我创建了一个 40 MB 的文件,其中的数字以逗号分隔。
我将其命名为
input
:input http://img200.imageshack。 us/img200/5129/capturadepantalla201003t.png
输入为 40mb
在排序过程中,会创建包含“大于”、“小于”值的 tmp 文件,并且在排序时完成后,这些值将发送到一个名为(猜猜是什么)
output
处理 http://img200.imageshack.us/img200/1672/capturadepantalla201003y.png
使用部分结果创建临时文件
最后所有 tmp 文件都被删除,结果是保存在文件“输出”中,并具有正确排序的数字序列:
输出 http://img203 .imageshack.us/img203/5950/capturadepantalla201003w.png
最后创建了“输出”文件,注意它也是 40 mb
这是完整的程序。
文件的格式是
number,number,number,number
您当前的格式是:
number , numb , be r
要解决此问题,您只需全部阅读并跳过空白。
为此添加另一个问题。
This is exactly the origin QuickSort back then there was not enough RAM to sort in memory so they procedure is to store partial results in disk.
So what you can do is:
When parts are small enough (
like 2 just direct swap themEnough to be sorted in memory )This way you'll be able to sort in chunks and store the partial results in temp files and you'll have a final file with the result sorted.
EDIT I told you a quick sort was possible.
It seems like you would need some extra space for the temp files after all.
Here's what I did.
I create a 40 mb file with numbers separated by commas.
I name it
input
:input http://img200.imageshack.us/img200/5129/capturadepantalla201003t.png
Input is 40mb
During the sort, the tmp files with the buckets of "greater than", "lower than" values are created and when the sort is finished, the values are sent to a file called ( guess what )
output
processing http://img200.imageshack.us/img200/1672/capturadepantalla201003y.png
Temp files are created with the partial results
Finally all the tmp files are deleted and the result is kept in the file "output" with the correct sorted sequence of numbers:
output http://img203.imageshack.us/img203/5950/capturadepantalla201003w.png
Finally the file "output" is created, notice it is 40 mb too
Here's the full program.
The format of the files is
number,number,number,number
Your current format is:
n u m b e r , n u m b , b e r
To fix that you just have to read it all and skip the blanks.
Add another question for that.
将其分块读取到内存(每个块 100 MB?),一次一个块,对其进行排序并保存到磁盘。
然后打开所有有序块,读取每个块的第一个元素,并将最低的元素附加到输出。
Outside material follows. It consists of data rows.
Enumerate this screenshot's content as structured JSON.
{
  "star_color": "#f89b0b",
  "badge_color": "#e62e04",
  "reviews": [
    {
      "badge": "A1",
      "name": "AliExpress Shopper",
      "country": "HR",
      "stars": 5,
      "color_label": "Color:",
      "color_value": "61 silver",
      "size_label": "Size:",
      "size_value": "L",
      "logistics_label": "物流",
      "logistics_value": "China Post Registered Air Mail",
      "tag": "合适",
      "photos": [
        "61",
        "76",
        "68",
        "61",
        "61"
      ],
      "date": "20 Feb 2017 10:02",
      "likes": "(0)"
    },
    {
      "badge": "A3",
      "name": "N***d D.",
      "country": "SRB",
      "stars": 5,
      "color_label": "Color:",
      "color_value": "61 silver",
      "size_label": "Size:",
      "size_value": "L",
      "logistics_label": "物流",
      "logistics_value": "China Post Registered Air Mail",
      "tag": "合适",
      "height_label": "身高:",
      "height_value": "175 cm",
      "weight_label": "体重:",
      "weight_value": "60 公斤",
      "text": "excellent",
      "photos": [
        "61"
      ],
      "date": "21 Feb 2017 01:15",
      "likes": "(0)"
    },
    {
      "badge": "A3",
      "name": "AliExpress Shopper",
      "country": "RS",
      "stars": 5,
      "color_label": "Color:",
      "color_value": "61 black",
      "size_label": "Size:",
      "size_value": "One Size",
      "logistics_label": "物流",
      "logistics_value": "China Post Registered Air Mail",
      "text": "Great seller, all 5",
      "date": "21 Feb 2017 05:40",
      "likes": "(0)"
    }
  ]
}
然后读取刚刚读取的块的下一个元素并重复。
合并时,您可以保留从每个块读取的最后一个 int 的数组,然后迭代它以获得最低的值。然后,将刚刚使用的值替换为从中获取的块中的下一个元素。
Read it to memory in chunks (100 MB each?), one chunk at a time, sort it and save to disk.
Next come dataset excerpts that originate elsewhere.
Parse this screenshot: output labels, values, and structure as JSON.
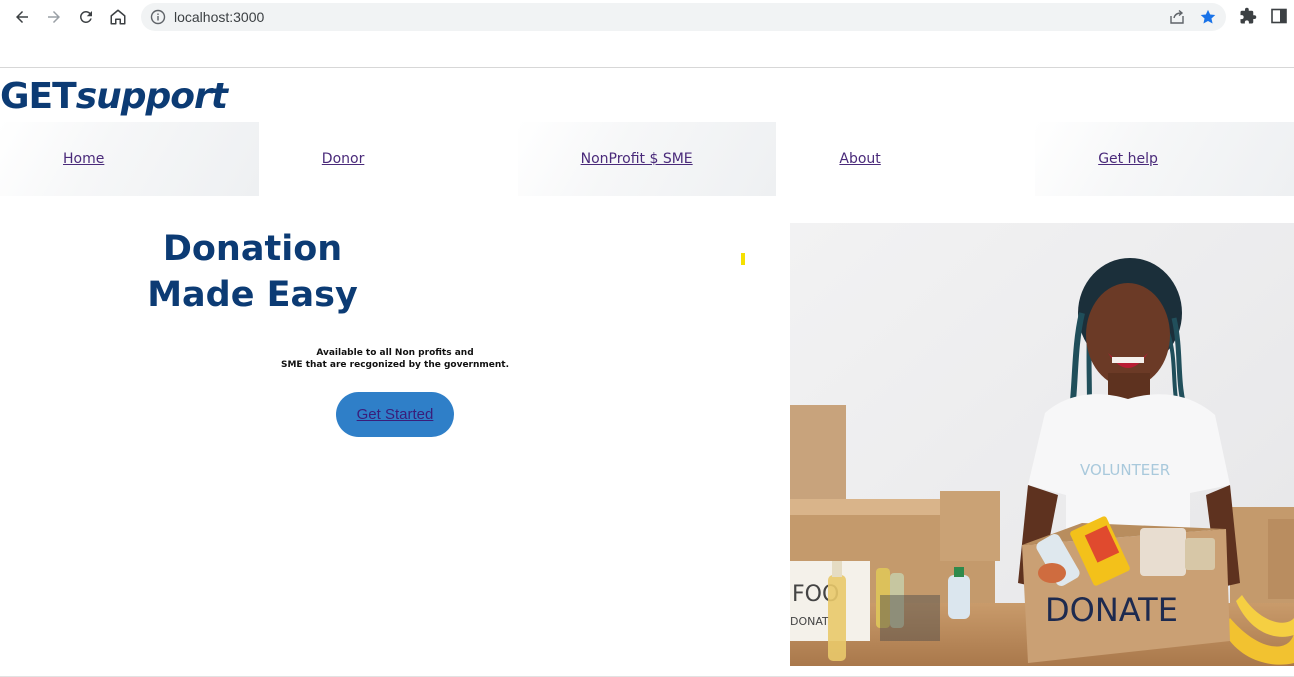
{
  "browser": {
    "url": "localhost:3000"
  },
  "logo": {
    "bold": "GET",
    "italic": "support"
  },
  "nav": {
    "items": [
      {
        "label": "Home"
      },
      {
        "label": "Donor"
      },
      {
        "label": "NonProfit $ SME"
      },
      {
        "label": "About"
      },
      {
        "label": "Get help"
      }
    ]
  },
  "hero": {
    "title_line1": "Donation",
    "title_line2": "Made Easy",
    "subtitle_line1": "Available to all Non profits and",
    "subtitle_line2": "SME that are recgonized by the government.",
    "cta_label": "Get Started",
    "photo": {
      "box_label": "DONATE",
      "shirt_label": "VOLUNTEER",
      "side_box_label_1": "FOO",
      "side_box_label_2": "DONAT"
    }
  },
  "colors": {
    "brand": "#0c3b74",
    "cta_bg": "#2f7fc8",
    "link": "#4a2a7a",
    "accent_star": "#1a73e8"
  },
  "icons": [
    "back-arrow-icon",
    "forward-arrow-icon",
    "reload-icon",
    "home-icon",
    "info-icon",
    "share-icon",
    "star-icon",
    "extensions-icon",
    "side-panel-icon"
  ]
}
Then open all the ordered chunks, read the first element of each, and append the lowest to the output. Then read the next element of the chunk you just read from and repeat.
When merging you can keep an array of the last int read from each chunk and just iterate over it to get the lowest. Then you substitute the value you just used with the next element in the chunk it was taken from.